The heartbreak arrived at 5:30 a.m. Saturday, through a phone call from her state representative.
Nicole Smith-Holt had been hopeful up until the final hours of the legislative special session that there would be enough support at the Capitol to pass an emergency insulin program this year that had been inspired in part by the death of her son.
But what had seemed like almost a sure thing instead was lost in the confusion of 11th-hour budget negotiations, potential clerical oversights, contradictory accounts from lawmakers and, ultimately, industry opposition.
Smith-Holt had spent at least two hours a day fighting for a bill intended to save the lives of diabetics like her son, Alec Smith, who died because the cost of insulin forced him to ration his medication. Smith-Holt, who has become a national figure in the battle against spiking insulin costs, said the effort to create a safety net for people in her home state is not over.
"We're not going to back down on this," she said.
Lawmakers on both sides of the aisle are ready to take up the issue again. Senate Majority Leader Paul Gazelka, R-Nisswa, said he expects to return to the measure in the next legislative session, which begins Feb. 11. A spokesman for Democratic Gov. Tim Walz said he would sign it into law.

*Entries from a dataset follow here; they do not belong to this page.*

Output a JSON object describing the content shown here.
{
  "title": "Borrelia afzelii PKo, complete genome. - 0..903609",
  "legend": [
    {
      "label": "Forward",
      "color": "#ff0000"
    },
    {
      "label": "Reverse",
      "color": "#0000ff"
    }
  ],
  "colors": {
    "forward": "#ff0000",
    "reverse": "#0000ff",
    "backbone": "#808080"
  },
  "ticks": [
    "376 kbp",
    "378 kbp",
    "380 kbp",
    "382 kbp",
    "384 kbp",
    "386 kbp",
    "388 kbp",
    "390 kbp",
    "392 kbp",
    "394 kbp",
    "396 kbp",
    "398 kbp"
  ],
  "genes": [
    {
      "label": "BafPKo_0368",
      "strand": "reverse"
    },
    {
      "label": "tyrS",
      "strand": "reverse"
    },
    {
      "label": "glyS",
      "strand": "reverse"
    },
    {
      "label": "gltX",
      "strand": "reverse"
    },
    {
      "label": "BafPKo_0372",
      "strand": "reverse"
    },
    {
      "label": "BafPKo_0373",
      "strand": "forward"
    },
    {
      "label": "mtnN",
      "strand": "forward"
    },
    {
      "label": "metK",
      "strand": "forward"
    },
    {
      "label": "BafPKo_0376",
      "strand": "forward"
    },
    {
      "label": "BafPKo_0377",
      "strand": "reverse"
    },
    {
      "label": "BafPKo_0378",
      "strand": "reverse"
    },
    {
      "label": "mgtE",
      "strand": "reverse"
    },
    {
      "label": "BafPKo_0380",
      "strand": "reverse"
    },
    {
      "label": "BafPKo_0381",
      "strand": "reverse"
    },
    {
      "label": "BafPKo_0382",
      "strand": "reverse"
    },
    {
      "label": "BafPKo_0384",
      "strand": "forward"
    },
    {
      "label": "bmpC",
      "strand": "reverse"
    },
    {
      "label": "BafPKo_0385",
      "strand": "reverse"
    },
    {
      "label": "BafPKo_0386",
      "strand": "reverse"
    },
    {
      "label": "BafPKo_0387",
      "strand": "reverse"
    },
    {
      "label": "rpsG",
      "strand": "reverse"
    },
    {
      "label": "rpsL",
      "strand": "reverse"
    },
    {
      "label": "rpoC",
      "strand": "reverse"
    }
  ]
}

So why did the bill, which had bipartisan support, fail to pass this year? Some legislators said they had concerns about the program's logistics, while others were worried about the funding source. But the proposal's fate was ultimately decided in complex end-of-session negotiations that happened outside the public eye.
Rep. Tina Liebling, the House DFL chairwoman for the health and human services committee, said that during one of the final negotiating sessions she asked her Senate counterpart, Republican Sen. Michelle Benson, whether the insulin provision was going to end up in the final version of the massive health and human services bill.